Building A GPT-Style LLM Classifier From Scratch
Finetuning a GPT Model for Spam Classification
In this article, I want to show you how to transform pretrained large language models (LLMs) into strong text classifiers.
But why focus on classification? First, finetuning a pretrained model for classification offers a gentle yet effective introduction to model finetuning. Second, many real-world and business challenges revolve around text classification: spam detection, sentiment analysis, customer feedback categorization, topic labeling, and more.
What You’ll Learn in This Article
To celebrate the book’s release, I’m sharing an excerpt from one of the chapters that walks you through how to finetune a pretrained LLM as a spam classifier.
Important Note
The chapter on classification finetuning is 35 pages long—too long for a single article. So, in this post, I’ll focus on a ~10-page subset that introduces the context and core concepts behind classification finetuning.
Additionally, I’ll share insights from some extra experiments that aren’t included in the book and address common questions readers might have. (Please note that the excerpt below is based on my personal draft before Manning’s professional text editing and final figure design.)
The full code for this excerpt can be found here on GitHub.
In addition, I'll also answer 7 questions you might have regarding training LLM classifiers:
1) Do we need to train all layers?
2) Why finetuning the last token, not the first token?
3) How does BERT compare to GPT performance-wise?
4) Should we disable the causal mask?
5) What impact does increasing the model size have?
6) What improvements can we expect from LoRA?
7) Padding or no padding?
Happy reading!
Different categories of finetuning
The most common ways to finetune language models are instruction finetuning and classification finetuning. Instruction finetuning involves training a language model on a set of tasks using specific instructions to improve its ability to understand and execute tasks described in natural language prompts, as illustrated in Figure 1 below.

The next chapter will discuss instruction finetuning, as illustrated in Figure 1 above. Meanwhile, this chapter is centered on classification finetuning, a concept you might already be acquainted with if you have a background in machine learning.
In classification finetuning, the model is trained to recognize a specific set of class labels, such as "spam" and "not spam." Examples of classification tasks extend beyond large language models and email filtering; they include identifying different species of plants from images, categorizing news articles into topics like sports, politics, or technology, and distinguishing between benign and malignant tumors in medical imaging.
The key point is that a classification-finetuned model is restricted to predicting classes it has encountered during its training—for instance, it can determine whether something is "spam" or "not spam," as illustrated in Figure 2 below, but it can't say anything else about the input text.

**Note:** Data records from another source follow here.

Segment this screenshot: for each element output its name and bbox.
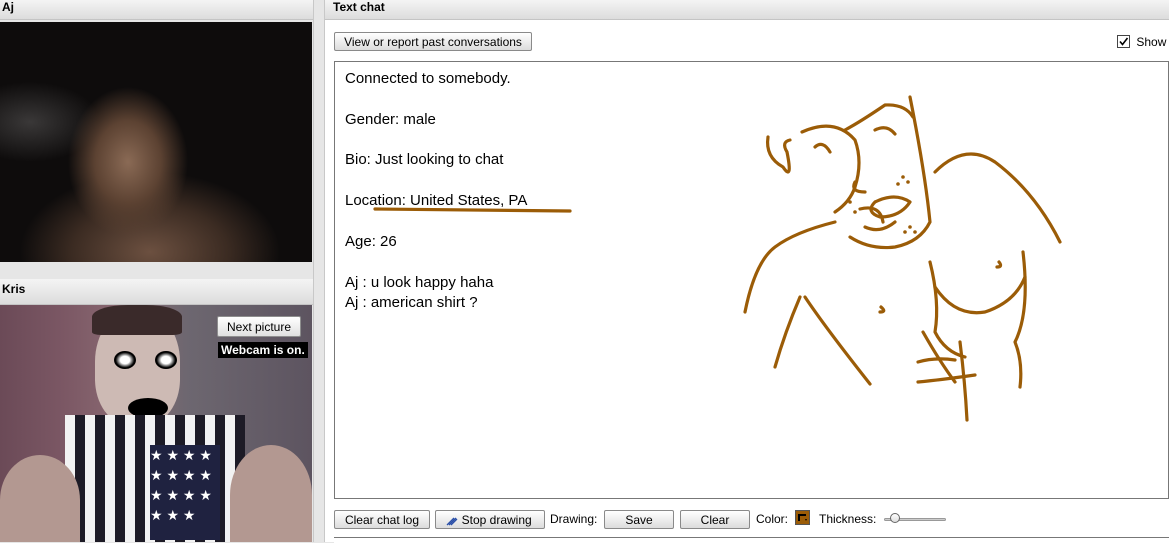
stop-drawing-button[interactable]: Stop drawing [435, 510, 545, 529]
drawing-stroke [933, 275, 1027, 315]
text-chat-title-bar: Text chat [325, 0, 1169, 20]
drawing-dot [896, 182, 900, 186]
drawing-stroke [800, 124, 861, 214]
hair-shape [92, 305, 182, 335]
arm-shape [230, 445, 312, 542]
clear-chat-log-button[interactable]: Clear chat log [334, 510, 430, 529]
show-label: Show [1136, 34, 1167, 49]
drawing-dot [903, 230, 907, 234]
drawing-stroke [863, 220, 897, 232]
stop-drawing-label: Stop drawing [461, 512, 532, 527]
checkmark-icon[interactable] [1117, 35, 1130, 49]
drawing-dot [913, 230, 917, 234]
drawing-stroke [843, 103, 915, 132]
thickness-label: Thickness: [819, 512, 877, 526]
text-chat-title: Text chat [333, 0, 385, 14]
drawing-label: Drawing: [550, 512, 598, 526]
drawing-stroke [773, 295, 802, 369]
next-picture-button[interactable]: Next picture [217, 316, 301, 337]
drawing-stroke [933, 152, 1062, 244]
view-report-conversations-button[interactable]: View or report past conversations [334, 32, 532, 51]
eye-left [114, 351, 136, 369]
aj-webcam-video [0, 22, 312, 262]
thickness-slider[interactable] [884, 513, 946, 525]
save-drawing-button[interactable]: Save [604, 510, 674, 529]
drawing-dot [906, 180, 910, 184]
drawing-stroke [869, 195, 912, 219]
drawing-stroke [803, 295, 872, 386]
drawing-stroke [878, 305, 886, 314]
drawing-stroke [813, 142, 832, 154]
aj-panel-title: Aj [0, 0, 313, 20]
chat-input-edge [334, 537, 1169, 543]
drawing-stroke [916, 357, 957, 364]
drawing-dot [848, 200, 852, 204]
column-divider [313, 0, 325, 542]
color-swatch-icon[interactable] [795, 510, 810, 525]
drawing-stroke [958, 340, 969, 422]
drawing-stroke [1013, 250, 1027, 389]
arm-shape [0, 455, 80, 542]
drawing-stroke [995, 260, 1003, 269]
drawing-stroke [765, 135, 792, 174]
color-label: Color: [756, 512, 789, 526]
aj-name: Aj [2, 0, 14, 14]
drawing-stroke [916, 373, 977, 384]
shirt-stars: ★ ★ ★ ★ ★ ★ ★ ★ ★ ★ ★ ★ ★ ★ ★ [150, 445, 220, 540]
drawing-dot [853, 210, 857, 214]
webcam-status-label: Webcam is on. [218, 342, 308, 358]
pen-icon [446, 515, 458, 526]
drawing-stroke [373, 207, 572, 213]
show-checkbox-group[interactable]: Show [1117, 34, 1166, 50]
kris-name: Kris [2, 282, 26, 296]
chat-log-area[interactable]: Connected to somebody. Gender: male Bio:… [334, 61, 1169, 499]
eye-right [155, 351, 177, 369]
drawing-stroke [743, 220, 837, 314]
drawing-dot [908, 225, 912, 229]
drawing-stroke [873, 126, 897, 136]
clear-drawing-button[interactable]: Clear [680, 510, 750, 529]
drawing-canvas[interactable] [335, 62, 1168, 498]
slider-thumb[interactable] [890, 513, 900, 523]
drawing-dot [901, 175, 905, 179]
kris-panel-title: Kris [0, 279, 313, 305]
kris-webcam-video: ★ ★ ★ ★ ★ ★ ★ ★ ★ ★ ★ ★ ★ ★ ★ Next pictu… [0, 305, 312, 542]
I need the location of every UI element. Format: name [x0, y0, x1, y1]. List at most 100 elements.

In contrast to the classification-finetuned model depicted in Figure 2, an instruction-finetuned model typically has the capability to undertake a broader range of tasks. We can view a classification-finetuned model as highly specialized, and generally, it is easier to develop a specialized model than a generalist model that works well across various tasks.
Choosing the right approach
Instruction finetuning improves a model's ability to understand and generate responses based on specific user instructions. Instruction finetuning is best suited for models that need to handle a variety of tasks based on complex user instructions, improving flexibility and interaction quality. Classification finetuning, on the other hand, is ideal for projects requiring precise categorization of data into predefined classes, such as sentiment analysis or spam detection.
While instruction finetuning is more versatile, it demands larger datasets and greater computational resources to develop models proficient in various tasks. In contrast, classification finetuning requires less data and compute power, but its use is confined to the specific classes on which the model has been trained.